O artigo do Código Penal não poderia ser mais claro: comete crime quem “Infringir determinação do poder público, destinada a impedir introdução ou propagação de doença contagiosa” (art. 268). A obrigação do uso de máscara está em vigor no Brasil por meio de uma lei federal (lei 14.019/2020) e centenas de decretos estaduais e municipais.

Todo cidadão brasileiro está, portanto, obrigado a usar máscara nas condições previstas pela lei e, não o fazendo, comete o crime do artigo 268. O presidente não desfruta de imunidade à lei penal e, portanto, cometeu este crime todas as vezes em que deixou deliberadamente de usar a máscara. Nada mais simples.

Como pode a PGR discordar? Há duas explicações possíveis. A primeira é usada pela instituição ao sustentar seu pedido de arquivamento na notícia-crime, de que Bolsonaro, na verdade, não teria cometido o crime do artigo 268. Para chegar a essa conclusão, porém, a PGR se apoia em dois argumentos interconectados e extravagantes.

O primeiro, de natureza científica, é de que ainda não haveria comprovação suficiente de que o uso de máscaras diminui os riscos de transmissão do coronavírus. O segundo, de natureza jurídica, defende que o crime do artigo 268 só poderia ser cometido se a conduta do agente comprovadamente resultar em “introdução ou propagação da Covid-19”. Caso ambos estivessem corretos, a acusação por certo seria improcedente, não apenas quanto ao presidente, mas igualmente em relação a qualquer outro violador contumaz da obrigação de portar máscaras.

O problema é que tais premissas não são corretas.
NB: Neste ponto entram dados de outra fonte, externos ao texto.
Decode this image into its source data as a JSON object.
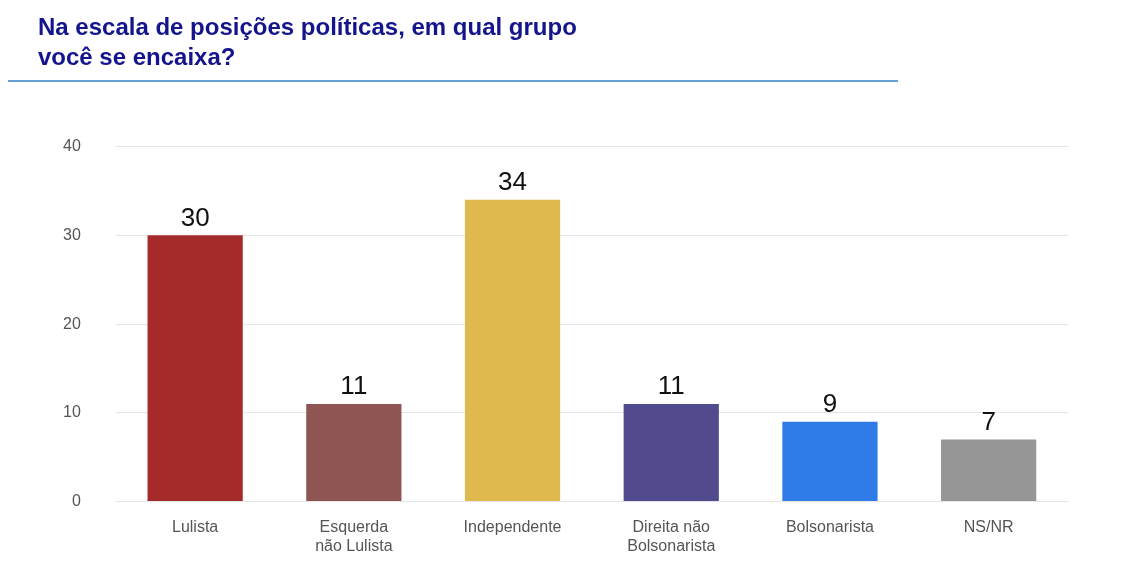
{
  "chart_data": {
    "type": "bar",
    "title": "Na escala de posições políticas, em qual grupo\nvocê se encaixa?",
    "categories": [
      "Lulista",
      "Esquerda não Lulista",
      "Independente",
      "Direita não Bolsonarista",
      "Bolsonarista",
      "NS/NR"
    ],
    "values": [
      30,
      11,
      34,
      11,
      9,
      7
    ],
    "colors": [
      "#a52a2a",
      "#8e5552",
      "#dfb94d",
      "#514a8d",
      "#2f7be8",
      "#969696"
    ],
    "ylim": [
      0,
      40
    ],
    "yticks": [
      0,
      10,
      20,
      30,
      40
    ],
    "grid": "y",
    "data_labels": true,
    "legend": false
  }
}
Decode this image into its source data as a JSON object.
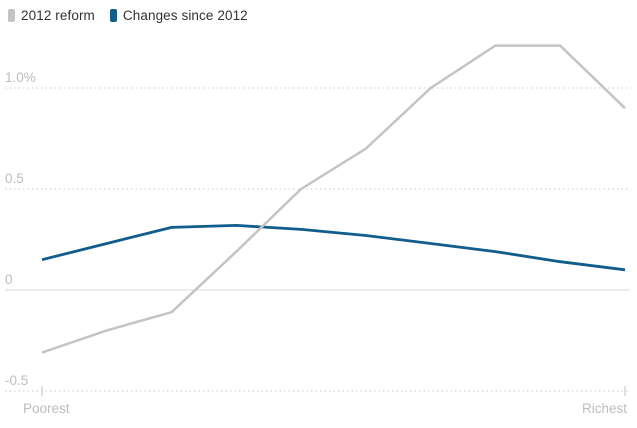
{
  "chart_data": {
    "type": "line",
    "title": "",
    "x_axis": {
      "left_label": "Poorest",
      "right_label": "Richest",
      "description": "10 income groups from poorest to richest"
    },
    "y_axis": {
      "unit": "%",
      "ticks": [
        {
          "label": "1.0%",
          "value": 1.0
        },
        {
          "label": "0.5",
          "value": 0.5
        },
        {
          "label": "0",
          "value": 0
        },
        {
          "label": "-0.5",
          "value": -0.5
        }
      ]
    },
    "ylim": [
      -0.62,
      1.33
    ],
    "grid": "dotted horizontal lines, solid line at zero",
    "legend_position": "top-left",
    "series": [
      {
        "name": "2012 reform",
        "color": "#c4c4c4",
        "values": [
          -0.31,
          -0.2,
          -0.11,
          0.19,
          0.5,
          0.7,
          1.0,
          1.21,
          1.21,
          0.9
        ]
      },
      {
        "name": "Changes since 2012",
        "color": "#115d8c",
        "values": [
          0.15,
          0.23,
          0.31,
          0.32,
          0.3,
          0.27,
          0.23,
          0.19,
          0.14,
          0.1
        ]
      }
    ]
  },
  "colors": {
    "legend_text": "#333333",
    "axis_text": "#bdbdbd",
    "gridline": "#d5d5d5",
    "zero_line": "#d9d9d9",
    "tick_mark": "#c6c6c6"
  }
}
Em relação à primeira, há estudos que demonstram a relevância do uso de máscaras na diminuição de transmissão do coronavírus. Com base neles, a Organização Mundial da Saúde aconselhou e o mundo inteiro introduziu a obrigatoriedade do uso de máscaras, com reconhecido êxito.
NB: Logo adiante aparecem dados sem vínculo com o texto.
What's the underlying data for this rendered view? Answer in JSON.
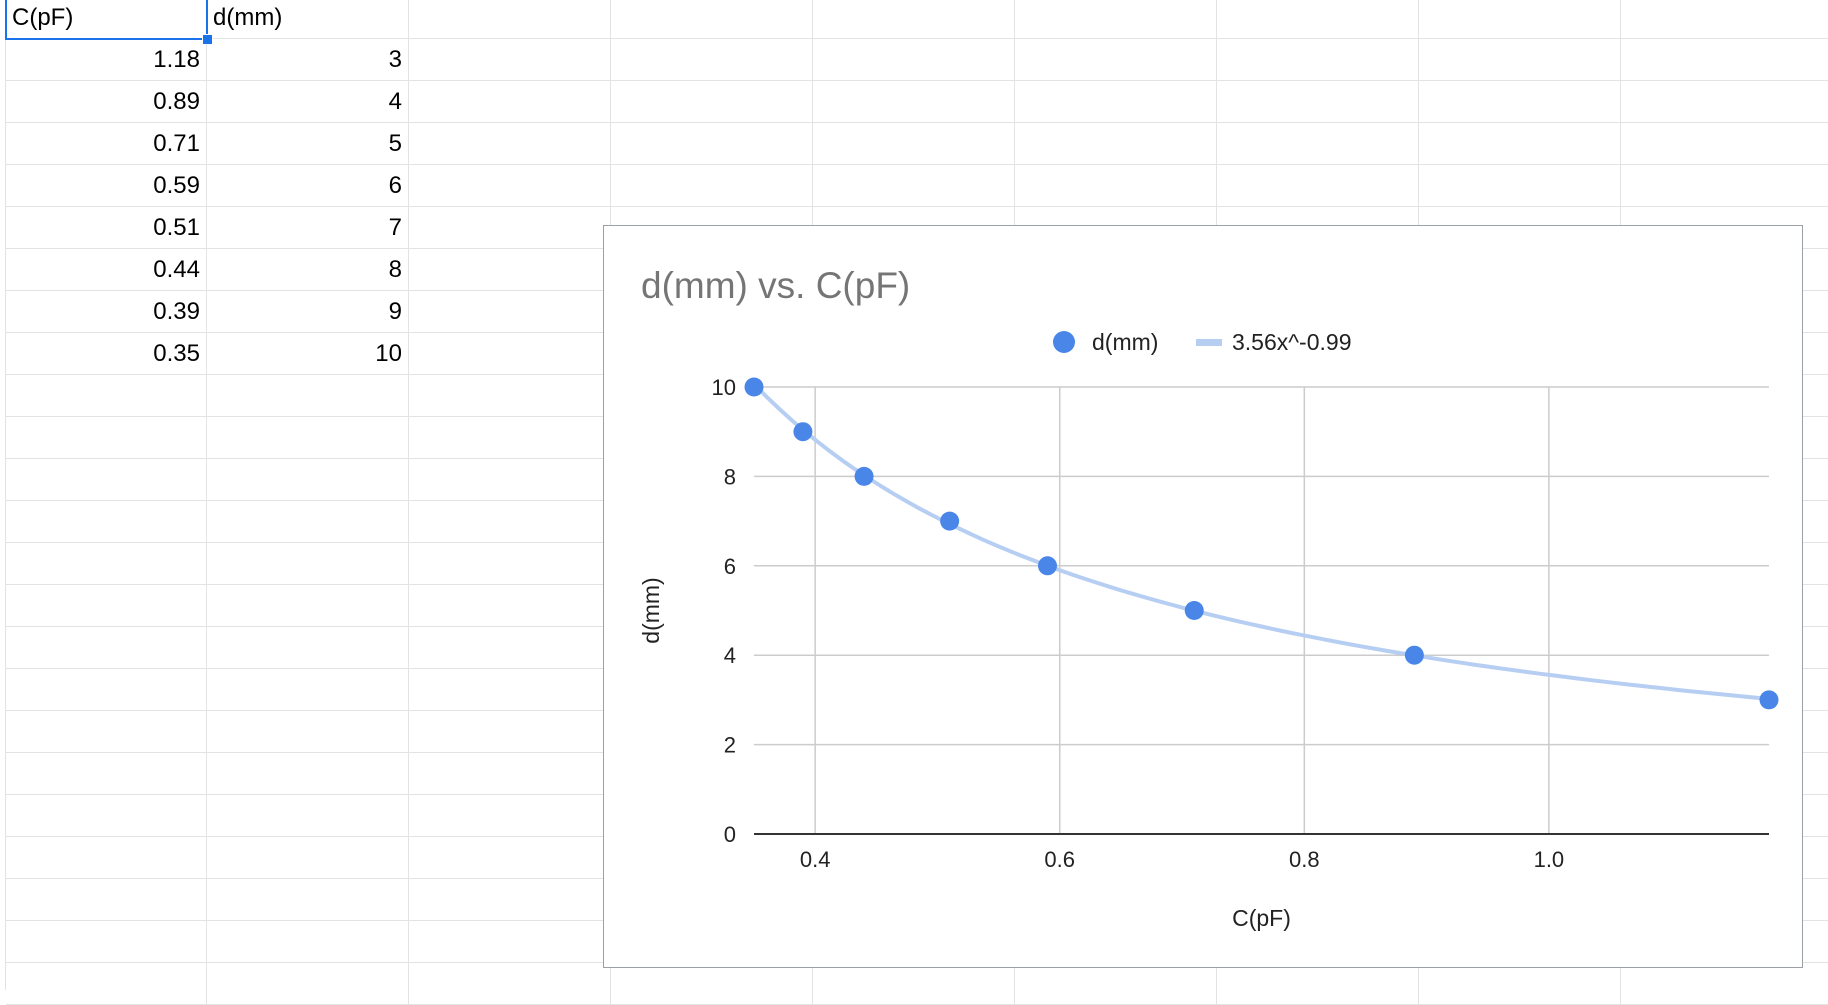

Mas, mesmo que esses estudos não existissem, ou fossem inconclusivos, como diz a PGR, isto não afetaria a conclusão de que o presidente cometeu o crime do artigo 268. Isso porque o crime do artigo 268 é considerado formal e de perigo abstrato (ou presumido); ou seja, independe da efetiva existência de dano (resultado lesivo), pois a intenção do legislador é exatamente prevenir uma situação de potencial risco à saúde pública e não de punir quem comprovadamente causou dano.
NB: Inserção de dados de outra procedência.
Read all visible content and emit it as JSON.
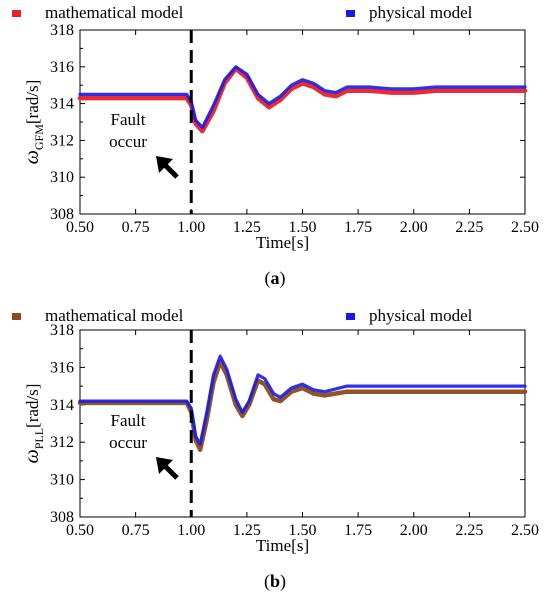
{
  "chart_data": [
    {
      "type": "line",
      "panel_label": "a",
      "ylabel_symbol": "ω",
      "ylabel_subscript": "GFM",
      "ylabel_unit": "[rad/s]",
      "xlabel": "Time[s]",
      "xlim": [
        0.5,
        2.5
      ],
      "ylim": [
        308,
        318
      ],
      "x_ticks": [
        "0.50",
        "0.75",
        "1.00",
        "1.25",
        "1.50",
        "1.75",
        "2.00",
        "2.25",
        "2.50"
      ],
      "y_ticks": [
        "308",
        "310",
        "312",
        "314",
        "316",
        "318"
      ],
      "grid": false,
      "legend_position": "top",
      "fault_time": 1.0,
      "annotation": [
        "Fault",
        "occur"
      ],
      "series": [
        {
          "name": "mathematical model",
          "color": "#e8202a",
          "x": [
            0.5,
            0.98,
            1.0,
            1.02,
            1.05,
            1.1,
            1.15,
            1.2,
            1.25,
            1.3,
            1.35,
            1.4,
            1.45,
            1.5,
            1.55,
            1.6,
            1.65,
            1.7,
            1.8,
            1.9,
            2.0,
            2.1,
            2.2,
            2.5
          ],
          "values": [
            314.3,
            314.3,
            313.9,
            312.9,
            312.5,
            313.6,
            315.1,
            315.9,
            315.4,
            314.3,
            313.8,
            314.2,
            314.8,
            315.1,
            314.9,
            314.5,
            314.4,
            314.7,
            314.7,
            314.6,
            314.6,
            314.7,
            314.7,
            314.7
          ]
        },
        {
          "name": "physical  model",
          "color": "#1a1ae6",
          "x": [
            0.5,
            0.98,
            1.0,
            1.02,
            1.05,
            1.1,
            1.15,
            1.2,
            1.25,
            1.3,
            1.35,
            1.4,
            1.45,
            1.5,
            1.55,
            1.6,
            1.65,
            1.7,
            1.8,
            1.9,
            2.0,
            2.1,
            2.2,
            2.5
          ],
          "values": [
            314.5,
            314.5,
            314.1,
            313.1,
            312.7,
            313.9,
            315.3,
            316.0,
            315.6,
            314.5,
            314.0,
            314.4,
            315.0,
            315.3,
            315.1,
            314.7,
            314.6,
            314.9,
            314.9,
            314.8,
            314.8,
            314.9,
            314.9,
            314.9
          ]
        }
      ]
    },
    {
      "type": "line",
      "panel_label": "b",
      "ylabel_symbol": "ω",
      "ylabel_subscript": "PLL",
      "ylabel_unit": "[rad/s]",
      "xlabel": "Time[s]",
      "xlim": [
        0.5,
        2.5
      ],
      "ylim": [
        308,
        318
      ],
      "x_ticks": [
        "0.50",
        "0.75",
        "1.00",
        "1.25",
        "1.50",
        "1.75",
        "2.00",
        "2.25",
        "2.50"
      ],
      "y_ticks": [
        "308",
        "310",
        "312",
        "314",
        "316",
        "318"
      ],
      "grid": false,
      "legend_position": "top",
      "fault_time": 1.0,
      "annotation": [
        "Fault",
        "occur"
      ],
      "series": [
        {
          "name": "mathematical model",
          "color": "#8b4a1e",
          "x": [
            0.5,
            0.98,
            1.0,
            1.02,
            1.04,
            1.07,
            1.1,
            1.13,
            1.16,
            1.2,
            1.23,
            1.26,
            1.3,
            1.33,
            1.37,
            1.4,
            1.45,
            1.5,
            1.55,
            1.6,
            1.7,
            1.8,
            2.0,
            2.5
          ],
          "values": [
            314.1,
            314.1,
            313.6,
            312.1,
            311.6,
            313.2,
            315.2,
            316.3,
            315.6,
            314.0,
            313.4,
            314.0,
            315.3,
            315.1,
            314.3,
            314.2,
            314.7,
            314.9,
            314.6,
            314.5,
            314.7,
            314.7,
            314.7,
            314.7
          ]
        },
        {
          "name": "physical  model",
          "color": "#1a1ae6",
          "x": [
            0.5,
            0.98,
            1.0,
            1.02,
            1.04,
            1.07,
            1.1,
            1.13,
            1.16,
            1.2,
            1.23,
            1.26,
            1.3,
            1.33,
            1.37,
            1.4,
            1.45,
            1.5,
            1.55,
            1.6,
            1.7,
            1.8,
            2.0,
            2.5
          ],
          "values": [
            314.2,
            314.2,
            313.8,
            312.3,
            311.9,
            313.6,
            315.6,
            316.6,
            315.9,
            314.3,
            313.6,
            314.2,
            315.6,
            315.4,
            314.6,
            314.4,
            314.9,
            315.1,
            314.8,
            314.7,
            315.0,
            315.0,
            315.0,
            315.0
          ]
        }
      ]
    }
  ]
}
Isso fica ainda mais claro pela existência de outro crime no Código Penal que, esse sim, pune a prática de ato lesivo: “art. 131 - Praticar, com o fim de transmitir a outrem moléstia grave de que está contaminado, ato capaz de produzir o contágio”. No crime do artigo 268, portanto, o que se pune é o chamado “dolo genérico” —nas palavras do respeitado criminalista Nelson Hungria, “a vontade livre e consciente de transgredir a determinação oficial”, ou seja, exatamente o que faz, de maneira contumaz, o presidente da República. O que teria, então, levado a PGR a ignorar distinção tão elementar do direito penal?

A segunda explicação, que responde a esta pergunta e ganha terreno na comunidade jurídica, é a de que a PGR abandonou seu papel constitucional de fiscal da lei e funciona, hoje, como uma espécie de advocacia da Presidência.

Essa leitura nos parece plausível não apenas diante da conduta da PGR, incapaz enxergar crime onde tantos outros o veem, como das circunstâncias em que o atual PGR foi nomeado. Como se sabe, desde o primeiro mandato de Lula nenhum presidente havia nomeado um procurador-geral fora da lista tríplice votada pela ANPR (Associação Nacional de Procuradores da República).

Embora não consagrada formalmente, a lista integra as regras não escritas que buscam garantir a imparcialidade da Procuradoria-Geral, os chamados “guardrails” da democracia, para utilizar a expressão de Levitsky and Ziblatt no celebrado livro "Como as democracias morrem" (ed. Zahar, 2018).

Assim, ao preconizar a impunidade de gestos do chefe de Estado como o de arrancar a máscara de uma criança durante uma aglomeração, em pleno surto de doença infectocontagiosa e "contra legem", talvez a PGR tenha optado por aderir literalmente à propaganda presidencial e retirar a própria máscara.